Selain ulva dan sargasum, gracilaria sebagai bahan baku agar-agar juga akan ditingkatkan produksinya dengan budidaya di perairan laut. Pasalnya budidaya gracilaria yang selama ini kebanyakan di tambak masih kurang produktivitasnya.
Hal ini disebabkan, pertumbuhan rumput laut sangat tergantung kadar garam. Pada saat musim hujan, kadar garam di tambah menurun.

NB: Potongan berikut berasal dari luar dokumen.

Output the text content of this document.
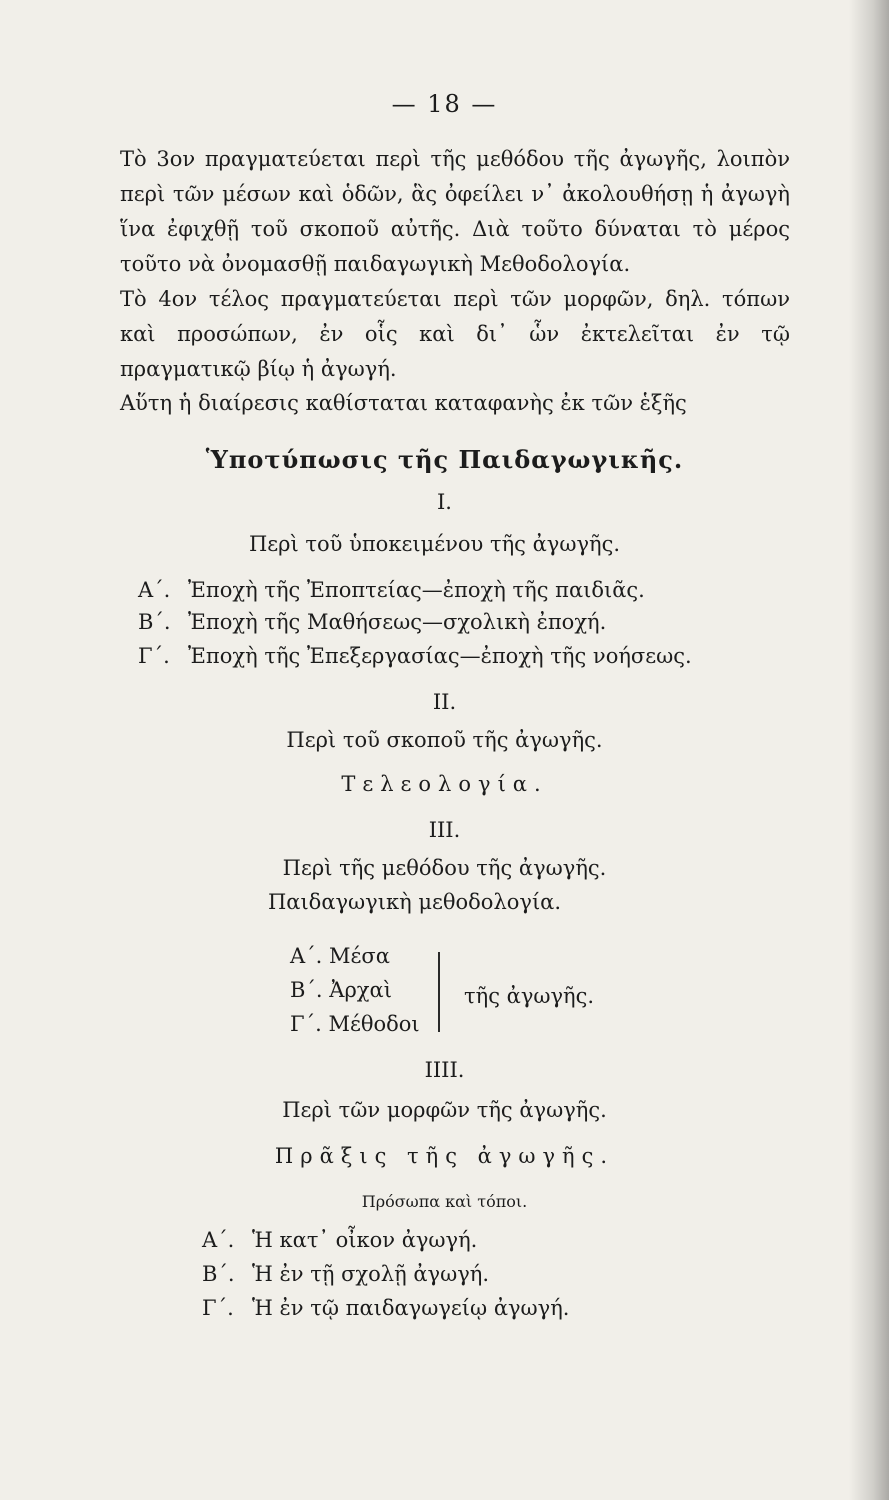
— 18 —
Τὸ 3ον πραγματεύεται περὶ τῆς μεθόδου τῆς ἀγωγῆς, λοιπὸν περὶ τῶν μέσων καὶ ὁδῶν, ἃς ὀφείλει ν᾿ ἀκολουθήσῃ ἡ ἀγωγὴ ἵνα ἐφιχθῇ τοῦ σκοποῦ αὐτῆς. Διὰ τοῦτο δύναται τὸ μέρος τοῦτο νὰ ὀνομασθῇ παιδαγωγικὴ Μεθοδολογία.
Τὸ 4ον τέλος πραγματεύεται περὶ τῶν μορφῶν, δηλ. τόπων καὶ προσώπων, ἐν οἷς καὶ δι᾿ ὧν ἐκτελεῖται ἐν τῷ πραγματικῷ βίῳ ἡ ἀγωγή.
Αὕτη ἡ διαίρεσις καθίσταται καταφανὴς ἐκ τῶν ἑξῆς
Ὑποτύπωσις τῆς Παιδαγωγικῆς.
I.
Περὶ τοῦ ὑποκειμένου τῆς ἀγωγῆς.
Α΄. Ἐποχὴ τῆς Ἐποπτείας—ἐποχὴ τῆς παιδιᾶς.
Β΄. Ἐποχὴ τῆς Μαθήσεως—σχολικὴ ἐποχή.
Γ΄. Ἐποχὴ τῆς Ἐπεξεργασίας—ἐποχὴ τῆς νοήσεως.
II.
Περὶ τοῦ σκοποῦ τῆς ἀγωγῆς.
Τελεολογία.
III.
Περὶ τῆς μεθόδου τῆς ἀγωγῆς.
Παιδαγωγικὴ μεθοδολογία.
Α΄. Μέσα
Β΄. Ἀρχαὶ
Γ΄. Μέθοδοι
τῆς ἀγωγῆς.
IIII.
Περὶ τῶν μορφῶν τῆς ἀγωγῆς.
Πρᾶξις τῆς ἀγωγῆς.
Πρόσωπα καὶ τόποι.
Α΄. Ἡ κατ᾿ οἶκον ἀγωγή.
Β΄. Ἡ ἐν τῇ σχολῇ ἀγωγή.
Γ΄. Ἡ ἐν τῷ παιδαγωγείῳ ἀγωγή.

Namun, jika dikembangkan di perairan laut, produktivitasnya diperkirakan naik, karena kadar garamnya stabil.
Sementara itu, untuk mengembangkan jenis lain, Slamet menuturkan Balitbang KKP tengah melakukan penelitian di 4 balai, yakni di Lombok, Lampung, Ambon, dan Batam.
Rumput laut menjadi salah satu komoditas andalan pemerintah. Pada 2011 produksinya mencapai 5,1 juta ton, atau 147,5% dari target 3,5 juta ton. Sedangkan pada 2012, produksinya mencapai 6,2 juta ton (angka sementara), atau 121,6% dari target 5,1 juta ton.